Second, I figured that it is almost trivial to implement a simple, 
generic, and reusable (across languages and tasks) static trie searcher 
that takes a compile-time array with all tokens and keywords and returns 
the token at the front of a range with minimum comparisons.

Such a trie searcher is not intelligent, but is very composable and 
extremely fast. It is just smart enough to do maximum munch (e.g. 
interprets "==" and "foreach" as one token each, not two), but is not 
smart enough to distinguish an identifier "whileTrue" from the keyword 
"while" (it claims "while" was found and stops right at the beginning of 
"True" in the stream). This is for generality so applications can define 
how identifiers work (e.g. Lisp allows "-" in identifiers but D doesn't 
etc). The trie finder doesn't do numbers or comments either. No regexen 
of any kind.

The beauty of it all is that all of these more involved bits (many of 
which are language specific) can be implemented modularly and trivially 
as a postprocessing step after the trie finder. For example the user 
specifies "/*" as a token to the trie finder. Whenever a comment starts, 
the trie finder will find and return it; then the user implements the 
alternate grammar of multiline comments.

To encode the tokens returned by the trie, we must do away with 
definitions such as

enum TokenType : ushort { invalid, assign, ... }

These are fine for a tokenizer written in C, but are needless 
duplication from a D perspective. I think a better approach is:

struct TokenType {
   string symbol;
   ...
}

TokenType tok(string s)() {
   static immutable string interned = s;
   return TokenType(interned);
}

Instead of associating token types with small integers, we associate 
them with string addresses. (For efficiency we may use pointers to 
zero-terminated strings, but I don't think that's necessary). Token 
types are interned by design, i.e. to compare two tokens for equality it 
suffices to compare the strings with "is" (this can be extended to 
general identifiers, not only statically-known tokens). Then, each token 
type has a natural representation that doesn't require the user to 
remember the name of the token. The left shift token is simply tok!"<<" 
and is application-global.

The static trie finder does not even build a trie - it simply generates 
a bunch of switch statements. The signature I've used is:

Tuple!(size_t, size_t, Token)
staticTrieFinder(alias TokenTable, R)(R r) {

It returns a tuple with (a) whitespace characters before token, (b) 
newlines before token, and (c) the token itself, returned as 
tok!"whatever". To use for C++:

alias CppTokenTable = TypeTuple!(
   "~", "(", ")", "[", "]", "{", "}", ";", ",", "?",
   "<", "<<", "<<=", "<=", ">", ">>", ">>=", "%", "%=", "=", "==", "!", 
"!=",
   "^", "^=", "*", "*=",
   ":", "::", "+", "++", "+=", "&", "&&", "&=", "|", "||", "|=",
   "-", "--", "-=", "->", "->*",
   "/", "/=", "//", "/*",
   "\\",
   ".",
   "'",
   "\"",
   "#", "##",
   "and",
   "and_eq",
   "asm",
   "auto",
   ...
);

Then the code uses staticTrieFinder!([CppTokenTable])(range). Of course, 
it's also possible to define the table itself as an array. I'm exploring 
right now in search for the most advantageous choices.
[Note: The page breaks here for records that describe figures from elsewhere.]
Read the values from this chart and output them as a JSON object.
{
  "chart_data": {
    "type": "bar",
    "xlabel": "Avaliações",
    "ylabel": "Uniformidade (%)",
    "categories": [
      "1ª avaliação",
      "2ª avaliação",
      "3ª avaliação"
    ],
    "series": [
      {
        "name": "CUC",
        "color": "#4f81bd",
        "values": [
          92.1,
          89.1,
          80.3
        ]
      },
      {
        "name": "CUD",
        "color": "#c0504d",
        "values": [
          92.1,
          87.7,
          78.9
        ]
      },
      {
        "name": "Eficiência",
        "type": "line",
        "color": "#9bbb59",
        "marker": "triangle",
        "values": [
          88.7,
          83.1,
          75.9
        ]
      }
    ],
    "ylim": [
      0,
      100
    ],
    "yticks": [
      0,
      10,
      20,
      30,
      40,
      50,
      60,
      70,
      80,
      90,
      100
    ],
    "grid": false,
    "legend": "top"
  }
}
I think the above would be a true lexer in the D spirit:

- exploits D's string templates to essentially define non-alphanumeric 
symbols that are easy to use and understand, not confined to predefined 
tables (that enum!) and cheap to compare;

- exploits D's code generation abilities to generate really fast code 
using inlined trie searching;

- offers and API that is generic, flexible, and infinitely reusable.

If what we need at this point is a conventional lexer for the D 
language, std.d.lexer is the ticket. But I think it wouldn't be 
difficult to push our ambitions way beyond that. What say you?

Andrei